Derek Jarman ließ in seinem »Caravaggio« (1986) die Fiktion des Historischen gar nicht erst aufkommen, sondern den Realismus am Artifiziellen auflaufen und erkannte die »Außengestalt der alten Zeit« (Hegel) als problematisch für jede Vergangenheits-Rekonstruktion. Die gehe nicht ohne »Kollision« ab.
Anders Michele Placido. Er inszeniert gewissermaßen naiv aus dem Vollen, als erkenne die Möglichkeit des Erzählens ihre Unmöglichkeit nicht an, als würde die Behauptung des Leidenschaftlichen und Genialischen, geführt von der Hand Gottes, ein Nachstellen unbedingt rechtfertigen. Das gelingt am ehesten in der erdfarbenen Licht- und Schattengestaltung, dem berühmten Helldunkel (chiaroscuro), und vielen Überblendungen von Leben und Kunst. So wohnen wir den Schaffensprozessen und kruden Bildfindungen bei: für die Heiligen Matthäus und Paulus, die Magdalena, für den Tod der Maria, das Martyrium des Petrus, den sinnlichen Amor – ein echtes Früchtchen.
Es ist keine akademische Kunst, von deren Vertretern Caravaggio abgelehnt wird, weil sein Leben ein Skandal ist, wie aus der Gosse gezogen, voll Blut und Dreck. Der artiste maudit hat seinen Christus, Maria Magdalena, Heilige und Apostel unter Huren, Trinkern und Misfits gefunden. Seine irdischen Bilder rühmen den Himmel nicht, säen Zweifel an der ewigen Seligkeit und zeigen unser existentielles Geworfensein.
Er selbst ist ein Rebell wie Giordano Bruno, dem er hier im Kerker begegnet, wo der Astronom und Geisteskopf auf seine Hinrichtung als Ketzer wartet. Auch Caravaggio ist ein anderer Reformator der Kirche, ein Prometheus der Kunst und ein Dämon, so malt er sich in seine Bilder hinein, so malt er sich selbst als Schreckens-Medusenhaupt.

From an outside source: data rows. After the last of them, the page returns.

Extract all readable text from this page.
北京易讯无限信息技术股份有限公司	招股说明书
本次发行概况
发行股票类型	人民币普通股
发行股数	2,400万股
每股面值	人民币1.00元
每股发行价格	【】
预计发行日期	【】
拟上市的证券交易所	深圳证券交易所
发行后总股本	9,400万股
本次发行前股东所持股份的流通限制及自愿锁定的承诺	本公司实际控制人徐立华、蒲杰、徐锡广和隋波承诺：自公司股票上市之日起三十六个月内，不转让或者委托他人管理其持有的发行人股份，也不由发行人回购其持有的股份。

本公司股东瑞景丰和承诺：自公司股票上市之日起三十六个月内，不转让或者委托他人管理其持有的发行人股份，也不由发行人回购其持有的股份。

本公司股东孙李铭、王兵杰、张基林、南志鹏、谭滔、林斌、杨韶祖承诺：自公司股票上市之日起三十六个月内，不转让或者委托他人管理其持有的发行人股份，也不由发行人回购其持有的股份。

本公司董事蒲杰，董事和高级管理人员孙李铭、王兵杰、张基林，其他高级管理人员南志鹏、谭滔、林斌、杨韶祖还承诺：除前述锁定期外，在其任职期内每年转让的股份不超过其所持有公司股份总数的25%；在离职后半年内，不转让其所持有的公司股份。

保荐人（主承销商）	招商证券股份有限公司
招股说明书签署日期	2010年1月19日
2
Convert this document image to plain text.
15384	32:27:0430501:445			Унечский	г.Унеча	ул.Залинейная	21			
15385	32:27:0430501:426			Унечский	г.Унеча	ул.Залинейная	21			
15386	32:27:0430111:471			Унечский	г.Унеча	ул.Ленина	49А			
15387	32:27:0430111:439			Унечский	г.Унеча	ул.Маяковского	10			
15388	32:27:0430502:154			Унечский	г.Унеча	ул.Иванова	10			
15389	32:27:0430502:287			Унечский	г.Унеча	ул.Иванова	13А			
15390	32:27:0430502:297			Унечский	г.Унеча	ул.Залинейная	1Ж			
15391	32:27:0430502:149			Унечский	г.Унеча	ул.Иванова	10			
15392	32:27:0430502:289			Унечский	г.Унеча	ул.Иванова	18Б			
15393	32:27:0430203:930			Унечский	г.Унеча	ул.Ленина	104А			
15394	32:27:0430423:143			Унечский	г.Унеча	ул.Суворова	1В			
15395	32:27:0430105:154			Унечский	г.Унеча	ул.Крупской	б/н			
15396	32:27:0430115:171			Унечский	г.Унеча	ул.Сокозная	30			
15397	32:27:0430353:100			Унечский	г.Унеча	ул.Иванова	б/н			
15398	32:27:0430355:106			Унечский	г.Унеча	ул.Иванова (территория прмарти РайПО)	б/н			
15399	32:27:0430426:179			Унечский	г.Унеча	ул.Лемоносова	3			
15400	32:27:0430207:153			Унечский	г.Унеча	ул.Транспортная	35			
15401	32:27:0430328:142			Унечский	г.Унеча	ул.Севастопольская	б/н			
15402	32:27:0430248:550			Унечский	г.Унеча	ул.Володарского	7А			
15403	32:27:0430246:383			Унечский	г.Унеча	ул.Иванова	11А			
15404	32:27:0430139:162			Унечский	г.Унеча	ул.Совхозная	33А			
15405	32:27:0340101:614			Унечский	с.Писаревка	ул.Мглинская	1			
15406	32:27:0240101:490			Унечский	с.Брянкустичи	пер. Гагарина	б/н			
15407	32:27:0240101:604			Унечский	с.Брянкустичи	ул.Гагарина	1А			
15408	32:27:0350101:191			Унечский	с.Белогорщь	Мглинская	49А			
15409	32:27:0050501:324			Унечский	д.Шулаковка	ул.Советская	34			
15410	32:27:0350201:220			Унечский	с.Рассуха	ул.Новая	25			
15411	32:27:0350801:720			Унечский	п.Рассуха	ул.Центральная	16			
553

Der Fall Caravaggio wird von Michele Placido als Staatsaffäre gehandelt, die durch eine kirchengerichtliche Untersuchung des Heiligen Officium möglichst vermieden werden soll. Der inquisitorische stocksteife Schatten-Mann (Louis Garrel) begibt sich auf die Spur des Beschuldigten, addiert dessen Sünden, vor allem die des Fleisches, die ausschauen, als würde der Film Fellinis »Satyricon« und das Kino der siebziger Jahre adrett wiederauferstehen lassen.
Die emotionslose Autorität des »Schatten«-Technokraten befragt Verwandte des von Caravaggio Getöteten und Zeugen, die dem Maler Modell gestanden haben. Der Detektiv verhört im Palazzo Colonna auch die Marchesa Costanza (Isabelle Huppert), die den Künstler gefördert und ihm Obdach gegeben hatte. Er interviewt Kirchenfürsten wie Kardinal Del Monte, die seine Gemälde in ihren Palazzi bewahren; er steigt indirekt und intellektuell in Bordelle, Tavernen und Spielhöllen, in die Unterwelt der Gewalt, Gelage, Orgien und Waffengänge, und betrachtet das Elend der povera.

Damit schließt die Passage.